Parmi, les chiffres clés :
- 36,4 milliards d’euros ont été investis, en recul de 1 % par rapport à 2024, dans 2 904 entreprises et projets d’infrastructure ;
- 14,0 milliards d’euros de cessions en valeur (au coût historique), en hausse de 9 %, portées par les fonds de continuation, mais en recul en nombre, pour 1 232 opérations réalisées ;
- et 42,9 milliards d’euros levés, en hausse de 10 % par rapport à 2024.
En capital-investissement (hors infrastructure), les montants investis augmentent de 11 %, mais portés par la progression des fonds de continuation (baisse de 1 % hors ces derniers). Les dynamiques sont contrastées par segment : le venture résiste et le growth progressent en lien avec une internationalisation des investissements. Le capital-développement ralentit tandis que le capital-transmission se maintient à un niveau élevé, porté par les fonds de continuation. L’industrie, le numérique, la consommation et la santé demeurent les principaux secteurs d’investissements.

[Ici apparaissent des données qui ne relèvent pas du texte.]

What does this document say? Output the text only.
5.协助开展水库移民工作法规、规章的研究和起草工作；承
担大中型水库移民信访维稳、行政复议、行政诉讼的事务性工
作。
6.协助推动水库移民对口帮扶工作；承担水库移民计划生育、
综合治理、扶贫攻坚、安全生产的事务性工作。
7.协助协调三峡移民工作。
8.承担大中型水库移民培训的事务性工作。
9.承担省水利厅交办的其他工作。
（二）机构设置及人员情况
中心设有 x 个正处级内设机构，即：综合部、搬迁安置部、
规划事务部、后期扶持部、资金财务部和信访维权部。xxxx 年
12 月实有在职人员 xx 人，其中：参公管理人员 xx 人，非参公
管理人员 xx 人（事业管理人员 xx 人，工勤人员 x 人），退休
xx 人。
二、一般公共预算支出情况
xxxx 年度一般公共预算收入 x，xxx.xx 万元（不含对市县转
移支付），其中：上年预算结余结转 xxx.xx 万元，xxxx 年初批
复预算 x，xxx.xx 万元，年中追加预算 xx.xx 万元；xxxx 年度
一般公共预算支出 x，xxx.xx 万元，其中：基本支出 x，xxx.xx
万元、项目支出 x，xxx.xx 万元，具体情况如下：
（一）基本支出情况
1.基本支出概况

Les investissements en infrastructure reculent en montants, en raison d’un nombre d’opérations de très grande taille en recul, tout en restant soutenus en nombre de projets, notamment dans les énergies renouvelables (47 % des montants investis et 63 % des projets accompagnés).
Par ailleurs, le nombre d’entreprises cédées recule, mais les montants de cessions (au coût historique) progressent, soutenus par l’émergence des fonds de continuation.
En 2025, la collecte atteint un niveau élevé, portée notamment par les fonds de continuation et par une progression des engagements du secteur public. Le marché se caractérise également par une concentration accrue des levées auprès de quelques acteurs. Les levées en infrastructure se maintiennent à un niveau élevé et stable, portés par trois fonds de très grande taille.
Notons que les family offices et personnes physiques ont représenté 3 967 millions d’euros levés, soit 14 % du volume global, un chiffre en repli de 14 % par rapport à 2024. Les levées via l’assurance-vie représentent 337 millions d’euros.